Hand made figurines go for a fair amount of money on auction sites, and people often use them to create prototypes for film and game studios. These figurines are often made of polymer clay, a soft sculpting material that can be fired in a household oven. Making your own such figurines may seem daunting, but it's easily within reach. In the case of a wolf, you will need to learn how best to use a four legged armature and how to create realistic looking fur.
Things You'll Need
Yellow glass beads
Assemble reference materials for your sculpture. Find at least one profile picture of a wolf and a profile picture of a wolf or dog skeleton. You can often find the latter in anatomy books geared toward artists.
Create a wire armature, basing it on the skeleton of a wolf. Use your reference picture as a guide for the proportions. You will need a central wire for the head, body and tail. It should loosely follow the spine of the skeleton. Use a pair of pliers to shape it accordingly.
Add wire legs. Attach them by wrapping them around the central wire. Pose the legs and spine in the pose you wish your figure to have. The wire armature will not only guide you in your sculpting, it will also make the figurine less breakable. You may find it helpful to insert the tips of the legs into a wood block to keep them from sliding around as you sculpt.
Break off a piece of gray polymer clay and roll it around in your hands to warm it up. Warm polymer clay is easier to shape. Form the legs of your wolf first, as they will help to stabilize the figure when you work on the body. Make the legs by rolling out four tubes of clay and squeezing them around the wire armature. Rub them up and down to smooth over any seams. Pinch and pull them to get them to resemble the legs from your reference picture. Don't worry if they look rough for now.
Form the body with a short, thick, stocky tube for the neck, an oval for the chest and another short tube for the hindquarters. Slide them onto the armature, allowing the wire of the armature to cut through them. Smooth over the cuts with your fingers. Also smooth over the areas where the legs join with the body.

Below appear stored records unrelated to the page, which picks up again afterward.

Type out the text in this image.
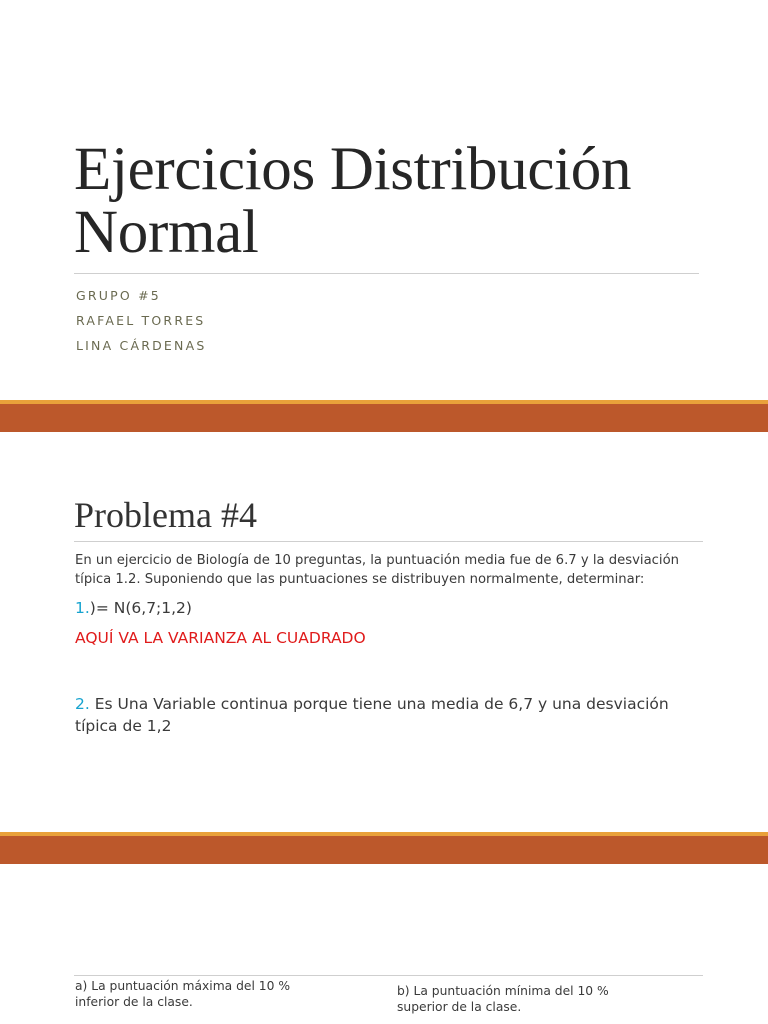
Ejercicios Distribución Normal
GRUPO #5
RAFAEL TORRES
LINA CÁRDENAS
Problema #4
En un ejercicio de Biología de 10 preguntas, la puntuación media fue de 6.7 y la desviación típica 1.2. Suponiendo que las puntuaciones se distribuyen normalmente, determinar:
1.)= N(6,7;1,2)
AQUÍ VA LA VARIANZA AL CUADRADO
2. Es Una Variable continua porque tiene una media de 6,7 y una desviación típica de 1,2
a) La puntuación máxima del 10 % inferior de la clase.
b) La puntuación mínima del 10 % superior de la clase.
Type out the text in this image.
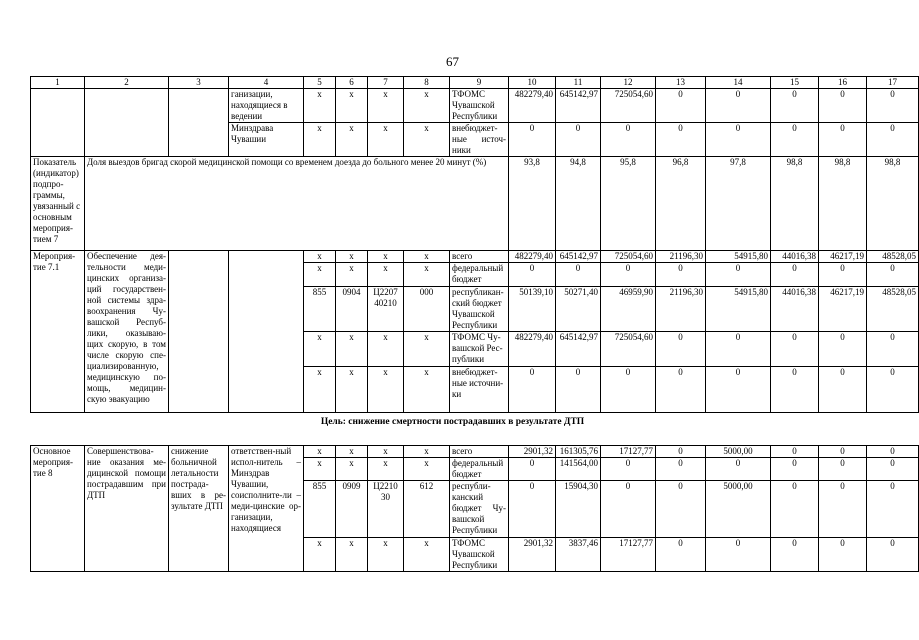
67
1	2	3	4	5	6	7	8	9	10	11	12	13	14	15	16	17
			ганизации, находящиеся в ведении	х	х	х	х	ТФОМС Чувашской Республики	482279,40	645142,97	725054,60	0	0	0	0	0
			Минздрава Чувашии	х	х	х	х	внебюджет-ные источ-ники	0	0	0	0	0	0	0	0
Показатель (индикатор) подпро-граммы, увязанный с основным мероприя-тием 7	Доля выездов бригад скорой медицинской помощи со временем доезда до больного менее 20 минут (%)								93,8	94,8	95,8	96,8	97,8	98,8	98,8	98,8
Мероприя-тие 7.1	Обеспечение дея-тельности меди-цинских организа-ций государствен-ной системы здра-воохранения Чу-вашской Респуб-лики, оказываю-щих скорую, в том числе скорую спе-циализированную, медицинскую по-мощь, медицин-скую эвакуацию			х	х	х	х	всего	482279,40	645142,97	725054,60	21196,30	54915,80	44016,38	46217,19	48528,05
				х	х	х	х	федеральный бюджет	0	0	0	0	0	0	0	0
				855	0904	Ц2207 40210	000	республикан-ский бюджет Чувашской Республики	50139,10	50271,40	46959,90	21196,30	54915,80	44016,38	46217,19	48528,05
				х	х	х	х	ТФОМС Чу-вашской Рес-публики	482279,40	645142,97	725054,60	0	0	0	0	0
				х	х	х	х	внебюджет-ные источни-ки	0	0	0	0	0	0	0	0
Цель: снижение смертности пострадавших в результате ДТП
Основное мероприя-тие 8	Совершенствова-ние оказания ме-дицинской помощи пострадавшим при ДТП	снижение больничной летальности пострада-вших в ре-зультате ДТП	ответствен-ный испол-нитель – Минздрав Чувашии, соисполните-ли – меди-цинские ор-ганизации, находящиеся	х	х	х	х	всего	2901,32	161305,76	17127,77	0	5000,00	0	0	0
				х	х	х	х	федеральный бюджет	0	141564,00	0	0	0	0	0	0
				855	0909	Ц2210 30	612	республи-канский бюджет Чу-вашской Республики	0	15904,30	0	0	5000,00	0	0	0
				х	х	х	х	ТФОМС Чувашской Республики	2901,32	3837,46	17127,77	0	0	0	0	0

Create a wedge for the head and join it to the neck. Make two smaller wedges and attach them to the head for ears. Select two yellow glass beads and press them into the head to form eyes.
Go back over the body and add in details. Shave parts away using sculpting tools to give the impression of muscles. You can also press the sculpting tools into the clay to simulate fur. To do this, select a needle tool and lightly scrape it across the clay several times to create "hairs."
Attach the clay shavings to the neck and tail and use the fur-making technique on these. The shavings will simulate the thick fur of a tail and neck ruff. Use a needle to etch in the nose, mouth and toes of your wolf.
Remove your figurine gently from the wooden block if you used one. Place it on a metal tray. Crumple up some tin foil and wedge it under the figurine. Set the oven to 275 degrees and cook the figurine for 10 to 15 minutes. Polymer clay tends to sag in the oven and the tin foil will help prop it up.
Remove the figure from the oven and allow it to cool for an hour. Paint the figure using acrylic paints. Paint the underside of the wolf a light gray, with highlights around the face, and paint the nose brown or black.
Do not use plastic beads in your sculpture, as they will melt in the oven.